JUSTINE ERWACHTE DAVON, dass der Vogel sie in die Nase pickte. Sie lag auf der Seite, und die warmen Krallen des Vogels drückten gegen ihren Oberarm. Sie erinnerte sich, wo sie war, und setzte sich auf. Auf der runden Uhr an der Wand war es fünf Minuten nach halb sieben. Sie hatte nicht gerade viele Stunden geschlafen, fühlte sich erstaunlicherweise aber ausgeruht. Hinter der Tür zum Portiertresen hörte sie Hans Peter mit einem weiblichen Gast sprechen. Münzen klingelten, und sie hörte, wie ein Geldstück zu Boden fiel und wegrollte. Hans Peter und die Frau lachten. Durch die Türöffnung duftete es nach Kaffee.
    Es war erneut geschehen, dass die Angst sie übermannt hatte, sowohl den Vogel als auch sie selbst. Das dritte Mal innerhalb von ein paar Wochen. Sie traute sich nicht mehr, allein im Haus zu bleiben. Zum wiederholten Mal hatte sie den Vogel genommen und war mit ihm ins Hotel gefahren. Sie war sich nicht sicher, ob Hans Peter es so gut fand.

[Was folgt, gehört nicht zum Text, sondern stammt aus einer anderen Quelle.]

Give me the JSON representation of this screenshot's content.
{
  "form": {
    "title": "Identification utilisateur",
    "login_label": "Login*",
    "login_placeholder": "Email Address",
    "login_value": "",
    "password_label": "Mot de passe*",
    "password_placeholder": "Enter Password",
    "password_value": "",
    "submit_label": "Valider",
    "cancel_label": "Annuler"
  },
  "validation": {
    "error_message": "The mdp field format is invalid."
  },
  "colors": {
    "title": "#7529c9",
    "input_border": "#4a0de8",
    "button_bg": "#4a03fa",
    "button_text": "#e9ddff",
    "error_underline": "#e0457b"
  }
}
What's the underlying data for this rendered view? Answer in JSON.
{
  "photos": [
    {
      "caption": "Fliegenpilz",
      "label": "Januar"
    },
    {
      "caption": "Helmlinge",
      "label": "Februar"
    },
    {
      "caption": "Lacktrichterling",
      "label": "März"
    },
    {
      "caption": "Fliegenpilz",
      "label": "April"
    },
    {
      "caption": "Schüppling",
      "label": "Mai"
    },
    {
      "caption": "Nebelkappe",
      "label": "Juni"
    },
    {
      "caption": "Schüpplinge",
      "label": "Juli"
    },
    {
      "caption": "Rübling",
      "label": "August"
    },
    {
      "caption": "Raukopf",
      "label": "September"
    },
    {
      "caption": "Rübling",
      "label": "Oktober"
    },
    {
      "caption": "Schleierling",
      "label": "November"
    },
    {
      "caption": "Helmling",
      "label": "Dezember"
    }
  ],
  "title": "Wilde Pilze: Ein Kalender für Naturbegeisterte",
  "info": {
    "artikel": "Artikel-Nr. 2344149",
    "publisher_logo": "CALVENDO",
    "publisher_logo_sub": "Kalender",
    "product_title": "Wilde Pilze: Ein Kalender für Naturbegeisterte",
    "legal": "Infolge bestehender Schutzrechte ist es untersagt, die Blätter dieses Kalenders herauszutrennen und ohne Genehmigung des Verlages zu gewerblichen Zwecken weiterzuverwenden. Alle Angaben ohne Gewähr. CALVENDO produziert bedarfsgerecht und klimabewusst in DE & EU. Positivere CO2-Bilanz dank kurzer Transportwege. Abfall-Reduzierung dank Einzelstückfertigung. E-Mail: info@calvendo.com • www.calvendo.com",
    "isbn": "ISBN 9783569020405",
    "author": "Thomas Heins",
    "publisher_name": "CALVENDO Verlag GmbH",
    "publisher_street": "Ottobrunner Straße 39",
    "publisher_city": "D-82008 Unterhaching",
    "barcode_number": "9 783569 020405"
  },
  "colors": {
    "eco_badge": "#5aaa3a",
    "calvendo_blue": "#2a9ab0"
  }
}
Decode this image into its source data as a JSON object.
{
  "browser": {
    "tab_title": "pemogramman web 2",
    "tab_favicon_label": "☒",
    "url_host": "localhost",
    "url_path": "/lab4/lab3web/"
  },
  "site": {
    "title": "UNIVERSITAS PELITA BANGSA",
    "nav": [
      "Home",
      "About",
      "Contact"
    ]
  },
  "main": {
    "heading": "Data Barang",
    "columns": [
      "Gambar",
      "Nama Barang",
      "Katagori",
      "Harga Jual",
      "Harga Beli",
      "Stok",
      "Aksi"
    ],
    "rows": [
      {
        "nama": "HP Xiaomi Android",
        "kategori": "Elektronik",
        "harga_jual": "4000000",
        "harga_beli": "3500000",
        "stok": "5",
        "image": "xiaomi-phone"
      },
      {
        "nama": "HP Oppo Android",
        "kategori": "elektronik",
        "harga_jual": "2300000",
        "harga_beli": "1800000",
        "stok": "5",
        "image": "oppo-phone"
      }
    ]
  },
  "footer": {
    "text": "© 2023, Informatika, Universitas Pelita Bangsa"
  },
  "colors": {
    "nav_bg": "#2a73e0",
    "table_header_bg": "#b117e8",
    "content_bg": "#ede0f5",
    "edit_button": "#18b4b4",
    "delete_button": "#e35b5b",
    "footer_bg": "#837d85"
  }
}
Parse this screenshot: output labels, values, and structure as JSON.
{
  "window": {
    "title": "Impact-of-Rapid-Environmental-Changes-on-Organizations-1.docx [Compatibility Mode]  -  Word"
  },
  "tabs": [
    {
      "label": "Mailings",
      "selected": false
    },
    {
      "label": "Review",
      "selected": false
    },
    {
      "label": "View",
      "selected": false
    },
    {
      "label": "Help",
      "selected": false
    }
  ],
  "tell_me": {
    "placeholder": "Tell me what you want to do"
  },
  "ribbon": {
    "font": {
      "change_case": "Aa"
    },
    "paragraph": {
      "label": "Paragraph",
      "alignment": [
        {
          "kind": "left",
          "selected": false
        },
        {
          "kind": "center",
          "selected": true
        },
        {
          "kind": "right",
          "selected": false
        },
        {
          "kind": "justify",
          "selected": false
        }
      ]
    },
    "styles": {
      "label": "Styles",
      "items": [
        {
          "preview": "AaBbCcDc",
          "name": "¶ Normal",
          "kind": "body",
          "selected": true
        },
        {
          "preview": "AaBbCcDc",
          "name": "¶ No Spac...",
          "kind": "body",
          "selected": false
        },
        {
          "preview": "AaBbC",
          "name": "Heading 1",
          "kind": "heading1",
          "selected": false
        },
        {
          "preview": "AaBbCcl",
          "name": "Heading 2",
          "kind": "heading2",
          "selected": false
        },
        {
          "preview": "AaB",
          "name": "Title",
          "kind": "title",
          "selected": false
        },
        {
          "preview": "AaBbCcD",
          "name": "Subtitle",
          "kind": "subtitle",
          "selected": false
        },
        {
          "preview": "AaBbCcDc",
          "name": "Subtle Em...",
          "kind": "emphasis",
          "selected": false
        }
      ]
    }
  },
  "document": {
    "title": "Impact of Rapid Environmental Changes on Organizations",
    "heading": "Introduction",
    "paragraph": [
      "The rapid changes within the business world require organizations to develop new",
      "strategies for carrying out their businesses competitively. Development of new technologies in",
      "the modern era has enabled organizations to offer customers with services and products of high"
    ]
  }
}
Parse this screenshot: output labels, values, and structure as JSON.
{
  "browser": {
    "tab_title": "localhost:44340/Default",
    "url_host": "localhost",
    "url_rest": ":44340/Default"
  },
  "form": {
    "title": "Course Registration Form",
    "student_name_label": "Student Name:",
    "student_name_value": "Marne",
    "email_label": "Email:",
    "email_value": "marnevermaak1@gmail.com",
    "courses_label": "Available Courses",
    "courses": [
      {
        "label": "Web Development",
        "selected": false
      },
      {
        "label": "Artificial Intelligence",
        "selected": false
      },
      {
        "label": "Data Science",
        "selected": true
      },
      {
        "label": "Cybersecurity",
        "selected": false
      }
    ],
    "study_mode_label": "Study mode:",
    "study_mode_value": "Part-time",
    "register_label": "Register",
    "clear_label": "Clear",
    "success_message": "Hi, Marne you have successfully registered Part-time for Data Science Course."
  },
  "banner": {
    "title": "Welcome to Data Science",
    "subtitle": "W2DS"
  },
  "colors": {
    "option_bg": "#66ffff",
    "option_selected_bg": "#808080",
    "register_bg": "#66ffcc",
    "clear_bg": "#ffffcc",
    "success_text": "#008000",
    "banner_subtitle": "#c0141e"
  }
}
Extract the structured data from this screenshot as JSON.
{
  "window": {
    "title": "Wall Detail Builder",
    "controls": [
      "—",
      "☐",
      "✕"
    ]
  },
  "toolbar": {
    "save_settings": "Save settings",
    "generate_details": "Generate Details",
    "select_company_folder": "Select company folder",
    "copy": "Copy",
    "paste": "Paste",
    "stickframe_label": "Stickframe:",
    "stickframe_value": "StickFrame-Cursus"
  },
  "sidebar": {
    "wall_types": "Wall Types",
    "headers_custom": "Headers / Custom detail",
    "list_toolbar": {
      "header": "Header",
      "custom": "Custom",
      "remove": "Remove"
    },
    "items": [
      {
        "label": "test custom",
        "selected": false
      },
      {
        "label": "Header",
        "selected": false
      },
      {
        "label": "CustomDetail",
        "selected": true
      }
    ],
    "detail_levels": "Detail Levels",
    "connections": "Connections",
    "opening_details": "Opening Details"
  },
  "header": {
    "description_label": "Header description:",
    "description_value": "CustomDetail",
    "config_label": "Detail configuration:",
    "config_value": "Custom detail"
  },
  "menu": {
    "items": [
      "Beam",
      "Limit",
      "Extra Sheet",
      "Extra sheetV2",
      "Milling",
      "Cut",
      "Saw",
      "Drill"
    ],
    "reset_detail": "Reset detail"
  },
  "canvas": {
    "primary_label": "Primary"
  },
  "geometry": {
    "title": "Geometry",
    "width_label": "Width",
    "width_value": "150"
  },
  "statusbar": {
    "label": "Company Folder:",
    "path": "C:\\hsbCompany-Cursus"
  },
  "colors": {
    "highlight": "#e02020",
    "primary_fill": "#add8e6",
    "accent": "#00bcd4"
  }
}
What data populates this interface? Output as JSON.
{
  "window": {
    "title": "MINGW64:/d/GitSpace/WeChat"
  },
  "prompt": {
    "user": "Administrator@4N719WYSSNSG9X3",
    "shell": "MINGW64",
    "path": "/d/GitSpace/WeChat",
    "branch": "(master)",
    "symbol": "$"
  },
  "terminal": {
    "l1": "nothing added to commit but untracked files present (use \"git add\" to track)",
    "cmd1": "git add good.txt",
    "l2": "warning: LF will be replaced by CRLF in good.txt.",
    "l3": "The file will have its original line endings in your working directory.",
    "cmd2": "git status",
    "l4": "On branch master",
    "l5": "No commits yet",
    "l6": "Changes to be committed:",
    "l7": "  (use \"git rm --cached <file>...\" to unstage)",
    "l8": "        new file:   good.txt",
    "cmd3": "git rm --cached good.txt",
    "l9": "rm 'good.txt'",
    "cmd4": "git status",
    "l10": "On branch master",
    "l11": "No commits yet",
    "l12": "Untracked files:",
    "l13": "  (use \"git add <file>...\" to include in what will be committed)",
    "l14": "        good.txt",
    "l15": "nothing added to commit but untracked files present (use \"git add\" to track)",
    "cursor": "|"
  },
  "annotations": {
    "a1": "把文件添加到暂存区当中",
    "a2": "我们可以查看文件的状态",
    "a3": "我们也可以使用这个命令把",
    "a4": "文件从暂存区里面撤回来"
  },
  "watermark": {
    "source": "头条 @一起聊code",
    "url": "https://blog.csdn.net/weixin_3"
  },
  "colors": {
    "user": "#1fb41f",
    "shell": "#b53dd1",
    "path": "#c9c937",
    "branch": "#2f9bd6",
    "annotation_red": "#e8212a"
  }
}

    Der Vogel hüpfte auf ihr Handgelenk herunter. Er liebte es, dort zu hocken, genau an der Stelle, wo der Daumen ansetzte. Er war schwer. Sie strich ihm über die Federn, woraufhin er sich aufplusterte und seinen Kopf an ihren Fingerknöcheln rieb. Vorsichtig entfächerte sie seine Flügel, einen nach dem anderen, und begutachtete sie. Sie wiesen einige Schorfstellen auf, die von seinen früheren Versuchen stammten, dem Schrecken zu entgehen, doch die Wunden schienen gut zu heilen, jedenfalls schien keine infiziert zu sein. Sie hielt ihm den Becher mit Wasser hin, und er trank in schnellen kleinen Schlucken.
    Ein Fenster gab es in dieser kleinen Schlafnische nicht, doch als sie genauer horchte, meinte sie, das Plätschern von Regen auf dem Straßenbelag zu hören. In Hans Peters Kissen befand sich noch der Abdruck von seinem Kopf. Sie bohrte ihr Gesicht in die Mulde und verharrte eine Weile so, bevor sie nach den Ecken griff und beide Kissen aufschüttelte. Sie kämmte sich vor dem winzigen Spiegel und strich ihre Kleider glatt.